Time to upgrade your wallpaper, people.
Two astrophotographers have just released what they call the “most ridiculously detailed picture” of the moon – the result of almost two years of hard work and 200,000 frames to create.
For thousands of years, people have seen the same silvery orb in the night sky – but never quite like it. As space photography enthusiast Andrew McCarthy says about his collaboration with planetary scientist Connor Mathorn, “see” this stunning image:
As you feast on this 174-megapixel beauty, you can see the moon red and gunmetal blue, brightened on the right-hand side as it faces Earth. The red patches are oxidized by defective oxygen atoms from the iron and feldspar earth, McCarthy said. Explained To curious viewers on Twitter.
Although the colors may appear false, they are technically the actual colors of the moon, only our eyes are not sensitive enough to see them, and so McCarthy calls the image a Saturation boost To bring out the colors in all their glory.
McCarthy’s specialty is actually detailed photography, taking thousands of photos to capture every nook, cranny, and crater on the moon’s surface. We also have Mathern, a planetary scientist and deep space photographer shooting from Louisiana, to thank.
As for how it was made, the masterpiece consists of over 200,000 images, all taken in one evening and stacked together.

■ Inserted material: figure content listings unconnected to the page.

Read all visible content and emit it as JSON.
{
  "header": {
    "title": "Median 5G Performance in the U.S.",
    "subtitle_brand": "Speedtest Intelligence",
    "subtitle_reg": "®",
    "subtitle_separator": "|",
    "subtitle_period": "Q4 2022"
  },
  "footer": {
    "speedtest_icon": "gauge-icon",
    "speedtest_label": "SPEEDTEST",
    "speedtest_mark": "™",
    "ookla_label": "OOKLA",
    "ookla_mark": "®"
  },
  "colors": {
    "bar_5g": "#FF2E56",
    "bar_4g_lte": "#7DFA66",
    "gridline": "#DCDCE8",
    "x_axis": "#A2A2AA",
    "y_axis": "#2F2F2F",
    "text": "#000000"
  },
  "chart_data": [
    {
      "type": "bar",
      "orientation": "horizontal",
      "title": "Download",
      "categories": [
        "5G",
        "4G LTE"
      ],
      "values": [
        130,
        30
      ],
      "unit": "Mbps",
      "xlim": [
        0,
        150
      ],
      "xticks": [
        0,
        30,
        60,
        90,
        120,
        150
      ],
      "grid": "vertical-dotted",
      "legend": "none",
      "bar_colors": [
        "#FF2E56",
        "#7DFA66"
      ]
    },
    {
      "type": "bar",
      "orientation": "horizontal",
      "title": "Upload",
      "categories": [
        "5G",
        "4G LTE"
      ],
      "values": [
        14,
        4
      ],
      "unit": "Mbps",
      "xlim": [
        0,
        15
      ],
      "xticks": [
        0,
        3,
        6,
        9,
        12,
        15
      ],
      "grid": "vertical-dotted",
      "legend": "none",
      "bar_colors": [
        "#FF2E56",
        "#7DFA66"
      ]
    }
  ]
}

“The whole thing is assembled like a mosaic, and each tile is made up of thousands of pictures,” McCarthy told NPR, simplifying what must have been a lengthy editing process.
Jodi is definitely there outdid himself and gave NASA’s James Webb Space Telescope a run for its money.
But it was another NASA mission — preparing to return humans to the moon for the first time since 1972 — that inspired their artistic endeavors.
“This image is a love letter to the upcoming Artemis 1 mission, the first human-rated lunar launch vehicle in 50 years,” McCarthy said. Tweeted.
The first major milestone in that mission, due to launch on August 29, is an unmodified test flight of the Space Launch System, a super-heavy-lift rocket capable of (hopefully) ferrying astronauts to the far side of the moon.
Later, Artemis missions plan to land astronauts near permanently shadowed patches of the Moon.
This isn’t the first time that McCarthy and Matherne, who first connected on Reddit, have gifted us with adorable candy-colored photos of the moon and other celestial bodies.
My image of the Trifid Nebula, a small nebula located 4,000 light years away.
While the technical details are nice and all, I think it looks like restricted cotton candy and I don’t really get past that. pic.twitter.com/x25HbS0DOo
— Connor Matherne (@MatherneConnor) August 22, 2022
Two years ago, the pair shared their first composite photo of the moon, looking back Looks very quiet Compared to their most recent revelations, however, shocked audiences at the time.
And in 2019, McCarthy posted this grayscale photo of our moon bathed in light and floating serenely in space, somewhat reminiscent of the iconic Earthrise image taken by Apollo 8 astronaut Bill Anders.
While that kind of photography is beyond our reach, the stunning photographs that McCarthy and Matherne produced using basic equipment – a camera, a tripod and a star tracker – are not.
However, as McCarthy told NPR, it takes a lot of patience to get the goods, and most nights, he walks away empty-handed.
“Anyone can do it, but it takes a special temperament,” he said.